This Sunday, Erik Thoennes will preach the following passage from 1 Peter 1:3-5:
“Blessed be the God and Father of our Lord Jesus Christ! According to His great mercy, He has caused us to be born again to a living hope through the resurrection of Jesus Christ from the dead, to an inheritance that is imperishable, undefiled, and unfading, kept in heaven for you, who by God’s power are being guarded through faith for a salvation ready to be revealed in the last time.”
These words represent a firehose of blessings, a piling on of grace that leaves us breathless. C. H. Spurgeon (1832-1892) addressed the brilliance of these few verses in a sermon titled “A String of Pearls.”
“I might almost entitle these three verses a ‘New Testament Psalm’; they are stanzas of a majestic song. You have here a delightful hymn. It scarcely needs to be turned into verse; it is in itself essential poetry.
“Now, my Brothers and Sisters, to lead the mind to praise God is one of the surest ways of uplifting it from depression. The wild beasts of anxiety and discontent which surround our bivouac in the wilderness will be driven away by the fire of our gratitude and the song of our praise. When the Psalm recounts with joyous gratitude the Mercies which God has given us, it supplants distress by thankfulness, even as the fir tree and the myrtle take the place of the thorn and the brier where the Gospel works its wonders!
“In these three verses, we have a string of pearls, a necklace of diamonds, a cabinet of jewels – no, the comparisons are poor. We have something far better than all the riches of the earth can ever typify. You have here the heritage of the Chosen of God – your heritage.
“Beloved, this is your own peculiar portion if you belong to Christ this day. We shall conduct you through this mine of treasure and ask you to dwell upon each blessing, that your souls may be comforted and that you, lifting up your hearts in blessing and praising the God of All Grace, may forget your cares and sorrows and find a young Heaven begun below – a Paradise blooming amid the desert!”

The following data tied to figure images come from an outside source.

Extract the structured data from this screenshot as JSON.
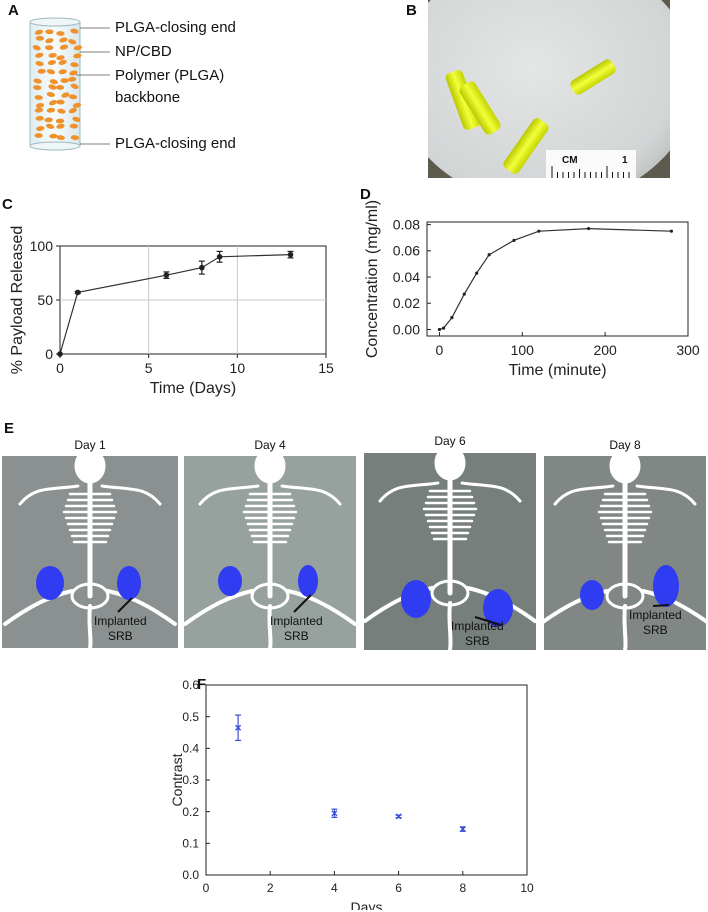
{
  "panels": {
    "A": {
      "letter": "A",
      "labels": [
        "PLGA-closing end",
        "NP/CBD",
        "Polymer (PLGA)",
        "backbone",
        "PLGA-closing end"
      ]
    },
    "B": {
      "letter": "B",
      "ruler_label": "CM",
      "ruler_tick": "1"
    },
    "C": {
      "letter": "C"
    },
    "D": {
      "letter": "D"
    },
    "E": {
      "letter": "E",
      "days": [
        "Day 1",
        "Day 4",
        "Day 6",
        "Day 8"
      ],
      "implant_label": [
        "Implanted",
        "SRB"
      ]
    },
    "F": {
      "letter": "F"
    }
  },
  "chart_data": [
    {
      "panel": "C",
      "type": "line",
      "xlabel": "Time (Days)",
      "ylabel": "% Payload Released",
      "xlim": [
        0,
        15
      ],
      "ylim": [
        0,
        100
      ],
      "xticks": [
        0,
        5,
        10,
        15
      ],
      "yticks": [
        0,
        50,
        100
      ],
      "grid": true,
      "x": [
        0,
        1,
        6,
        8,
        9,
        13
      ],
      "y": [
        0,
        57,
        73,
        80,
        90,
        92
      ],
      "yerr": [
        0,
        1,
        3,
        6,
        5,
        3
      ]
    },
    {
      "panel": "D",
      "type": "line",
      "xlabel": "Time (minute)",
      "ylabel": "Concentration (mg/ml)",
      "xlim": [
        -15,
        300
      ],
      "ylim": [
        -0.005,
        0.082
      ],
      "xticks": [
        0,
        100,
        200,
        300
      ],
      "yticks": [
        "0.00",
        "0.02",
        "0.04",
        "0.06",
        "0.08"
      ],
      "grid": false,
      "x": [
        0,
        5,
        15,
        30,
        45,
        60,
        90,
        120,
        180,
        280
      ],
      "y": [
        0.0,
        0.001,
        0.009,
        0.027,
        0.043,
        0.057,
        0.068,
        0.075,
        0.077,
        0.075
      ]
    },
    {
      "panel": "F",
      "type": "scatter",
      "xlabel": "Days",
      "ylabel": "Contrast",
      "xlim": [
        0,
        10
      ],
      "ylim": [
        0,
        0.6
      ],
      "xticks": [
        0,
        2,
        4,
        6,
        8,
        10
      ],
      "yticks": [
        "0.0",
        "0.1",
        "0.2",
        "0.3",
        "0.4",
        "0.5",
        "0.6"
      ],
      "grid": false,
      "color": "#3a4fd6",
      "x": [
        1,
        4,
        6,
        8
      ],
      "y": [
        0.465,
        0.195,
        0.185,
        0.145
      ],
      "yerr": [
        0.04,
        0.013,
        0.004,
        0.007
      ]
    }
  ]
}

May our hearts respond in the kind of worship that’s appropriate as we consider the great mercy of our God this Sunday. To assist us, consider the words of Henry Scougal (1650-1678). During the course of his short life, Scougal wrote a book titled The Life of God in the Soul of Man that greatly influenced John and Charles Wesley. His prayer is a touching response to the God who has done so much to include us in His great plan of salvation.
“Infinite and eternal Majesty! Author and Fountain of being and blessedness! How little do we poor sinful creatures know of Thee or the way to serve and please Thee. We talk of religion and pretend unto it – but, alas! – how few are there that know and consider what it means. How easily do we mistake the affections of our nature and issues of self-love for those divine graces which alone can render us acceptable in Thy sight!
“It may justly grieve me to consider that I should have wandered so long and contented myself so often with vain shadows and false images of piety and religion. Yet, I cannot but acknowledge and adore Thy goodness, who hast been pleased in some measure to open mine eyes, and let me see what it is at which I ought to aim.
“I rejoice to consider what mighty improvements my nature is capable of and what a divine temper of spirit doth shine in those whom Thou art pleased to choose and causest to approach unto Thee.
“Blessed be Thine infinite mercy, who sent Thine own Son to dwell among men and instruct them by His example as well as His laws, giving them a perfect pattern of what they ought to be. O that the holy life of the blessed Jesus may be always in my thoughts and before mine eyes, till I receive a deep sense and impression of those excellent graces that shined so eminently in Him! And let me never cease my endeavours, till that new and divine nature prevail in my soul and Christ be formed within me.”